DEAR ABBY: I am 74, and my wife is 71. We are lonely. All of our friends have died, and we have no relatives in this state. We both have health issues that keep us mostly housebound. That leaves out volunteering and sports, and the high cost of gas is a factor.
We live in our own home and want to continue living here. Our home is in a development consisting of busy families involved in their own lives, or too young to bother with a couple of older people. We tried church, only to find that everyone there is as involved in their own lives as our neighbors are.
I fear the thought of one of us dying and leaving the other to possibly die alone in our house, not to be missed or discovered until much later. How can we have friends like we used to have, and not shallow acquaintances? -- FRIGHTENED OF THE FUTURE IN PENNSYLVANIA
DEAR FRIGHTENED: If there are senior citizen centers in your community, I recommend you contact them. That way you can meet new people and form relationships with contemporaries. Also, these centers usually have geriatric specialists or social workers on staff with whom you can discuss your concerns.
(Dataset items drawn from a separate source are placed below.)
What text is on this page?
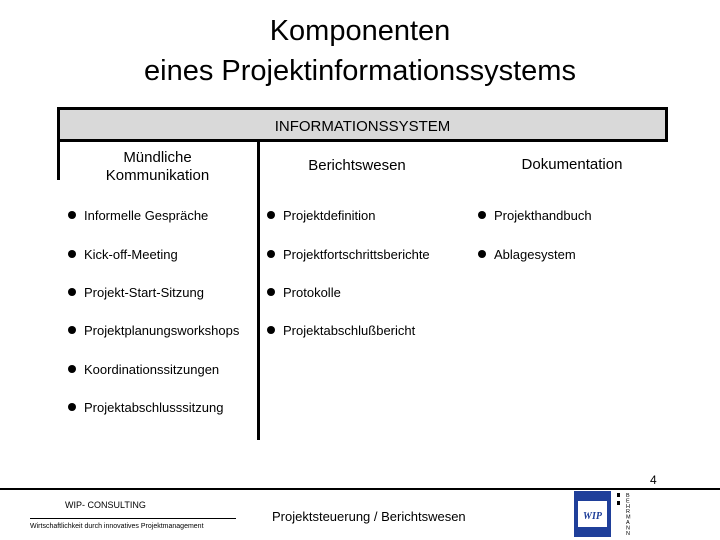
Komponenten
eines Projektinformationssystems
INFORMATIONSSYSTEM
Mündliche
Kommunikation
Berichtswesen	Dokumentation
Informelle Gespräche
Kick-off-Meeting
Projekt-Start-Sitzung
Projektplanungsworkshops
Koordinationssitzungen
Projektabschlusssitzung
Projektdefinition
Projektfortschrittsberichte
Protokolle
Projektabschlußbericht
Projekthandbuch
Ablagesystem
WIP- CONSULTING
Wirtschaftlichkeit durch innovatives Projektmanagement
Projektsteuerung / Berichtswesen
4
WIP
B E H R M A N N
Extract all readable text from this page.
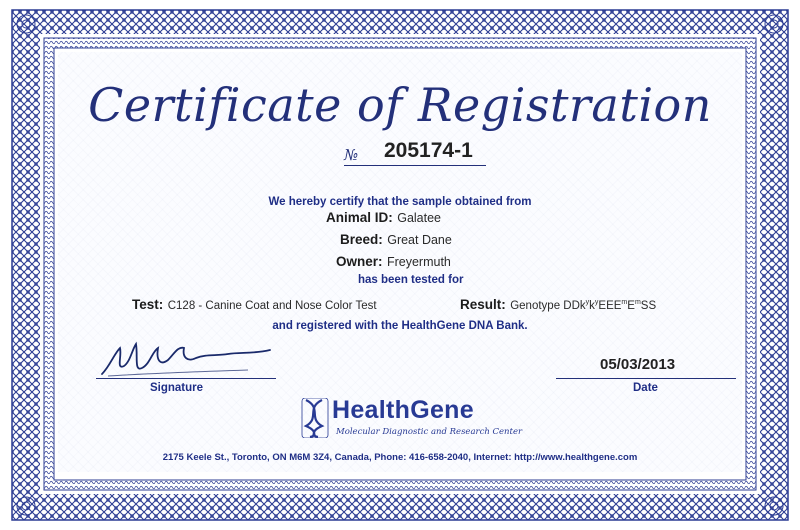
Certificate of Registration
№ 205174-1
We hereby certify that the sample obtained from
Animal ID: Galatee
Breed: Great Dane
Owner: Freyermuth
has been tested for
Test: C128 - Canine Coat and Nose Color Test	Result: Genotype $DDk^yk^yEEE^mE^mSS$
and registered with the HealthGene DNA Bank.
Signature
05/03/2013
Date
HealthGene
Molecular Diagnostic and Research Center
2175 Keele St., Toronto, ON M6M 3Z4, Canada, Phone: 416-658-2040, Internet: http://www.healthgene.com
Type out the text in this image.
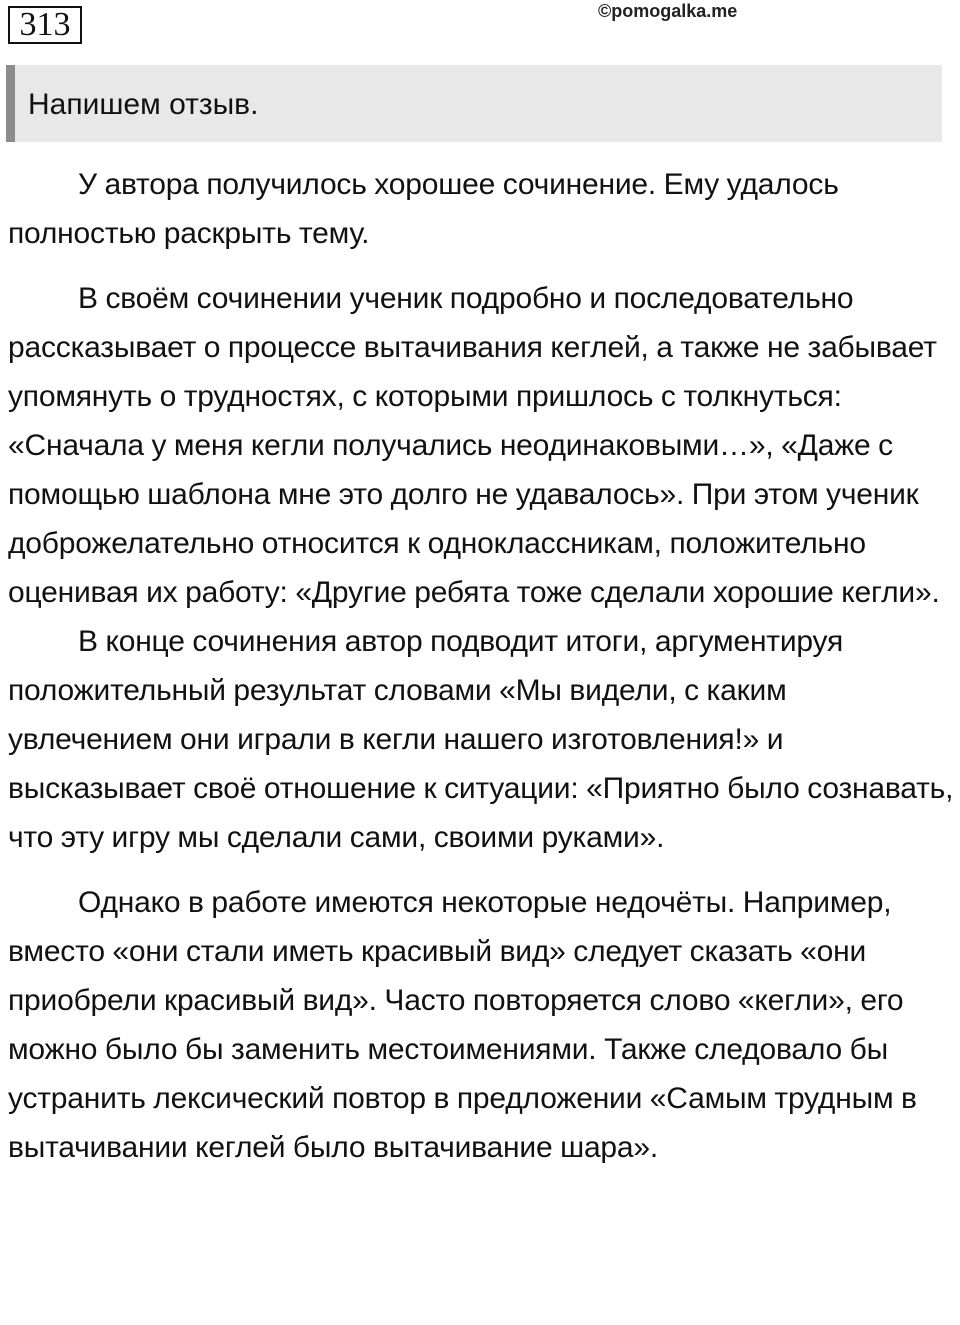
313	©pomogalka.me
Напишем отзыв.

У автора получилось хорошее сочинение. Ему удалось полностью раскрыть тему.

В своём сочинении ученик подробно и последовательно рассказывает о процессе вытачивания кеглей, а также не забывает упомянуть о трудностях, с которыми пришлось с толкнуться: «Сначала у меня кегли получались неодинаковыми…», «Даже с помощью шаблона мне это долго не удавалось». При этом ученик доброжелательно относится к одноклассникам, положительно оценивая их работу: «Другие ребята тоже сделали хорошие кегли».

В конце сочинения автор подводит итоги, аргументируя положительный результат словами «Мы видели, с каким увлечением они играли в кегли нашего изготовления!» и высказывает своё отношение к ситуации: «Приятно было сознавать, что эту игру мы сделали сами, своими руками».

Однако в работе имеются некоторые недочёты. Например, вместо «они стали иметь красивый вид» следует сказать «они приобрели красивый вид». Часто повторяется слово «кегли», его можно было бы заменить местоимениями. Также следовало бы устранить лексический повтор в предложении «Самым трудным в вытачивании кеглей было вытачивание шара».
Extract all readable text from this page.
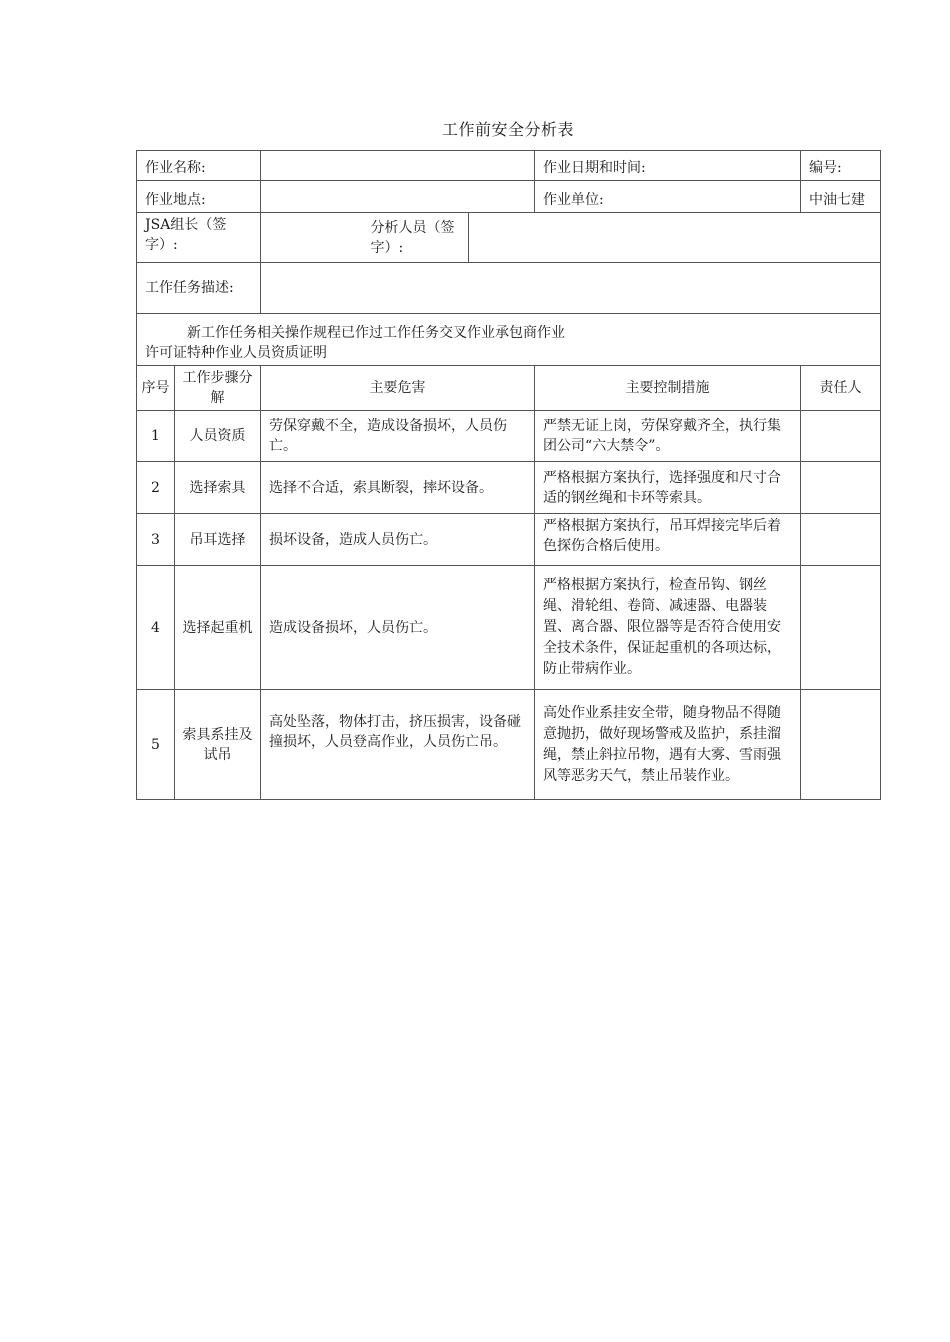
工作前安全分析表
作业名称:					作业日期和时间:	编号:
作业地点:					作业单位:	中油七建
JSA组长（签字）:			分析人员（签字）:			
工作任务描述:						

新工作任务相关操作规程已作过工作任务交叉作业承包商作业
许可证特种作业人员资质证明						

序号	工作步骤分解	主要危害			主要控制措施	责任人
1	人员资质	劳保穿戴不全，造成设备损坏，人员伤亡。			严禁无证上岗，劳保穿戴齐全，执行集团公司“六大禁令”。	
2	选择索具	选择不合适，索具断裂，摔坏设备。			严格根据方案执行，选择强度和尺寸合适的钢丝绳和卡环等索具。	
3	吊耳选择	损坏设备，造成人员伤亡。			严格根据方案执行，吊耳焊接完毕后着色探伤合格后使用。	
4	选择起重机	造成设备损坏，人员伤亡。			严格根据方案执行，检查吊钩、钢丝绳、滑轮组、卷筒、减速器、电器装置、离合器、限位器等是否符合使用安全技术条件，保证起重机的各项达标，防止带病作业。	
5	索具系挂及试吊	高处坠落，物体打击，挤压损害，设备碰撞损坏，人员登高作业，人员伤亡吊。			高处作业系挂安全带，随身物品不得随意抛扔，做好现场警戒及监护，系挂溜绳，禁止斜拉吊物，遇有大雾、雪雨强风等恶劣天气，禁止吊装作业。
That said, it's important to remember that the kind of friendships you and your wife used to have take time to develop -- they don't happen overnight. Another thought: You say most of your neighbors are busy with their children. Perhaps you could reach out and offer to baby-sit for some of them in your home, if the parents would like a night off. I'll bet some of them will take you up on it.
DEAR ABBY: I was recently in the bakery section of our neighborhood grocery store. A woman came rushing in carrying a cake that had been at least three-fourths eaten and made a scene, saying the cake was terrible and demanding that she be given a new one. To stop the scene, the store manager gave her a new one, even though she had managed to eat most of the "terrible" cake.
The next night, my husband and I went to dinner at a nice steak house. The couple sitting next to us ate almost their entire dinner before complaining to the manager that the steaks were awful and demanding their meals for free.
Has this become acceptable? If something is wrong with the food, shouldn't management be told after the first bite? It looks to me like these people are looking for a free ride. -- OFFENDED IN KANSAS
DEAR OFFENDED: It certainly appears that way. The most effective way to demonstrate that an item of food is inedible is to not eat it. In situations like this, the restaurant manager will sometimes offer as an accommodation a free dessert rather than write off the entire meal. As to what happened at the grocery, if the complainer was a good customer, then what the manager did was a wise public relations gesture.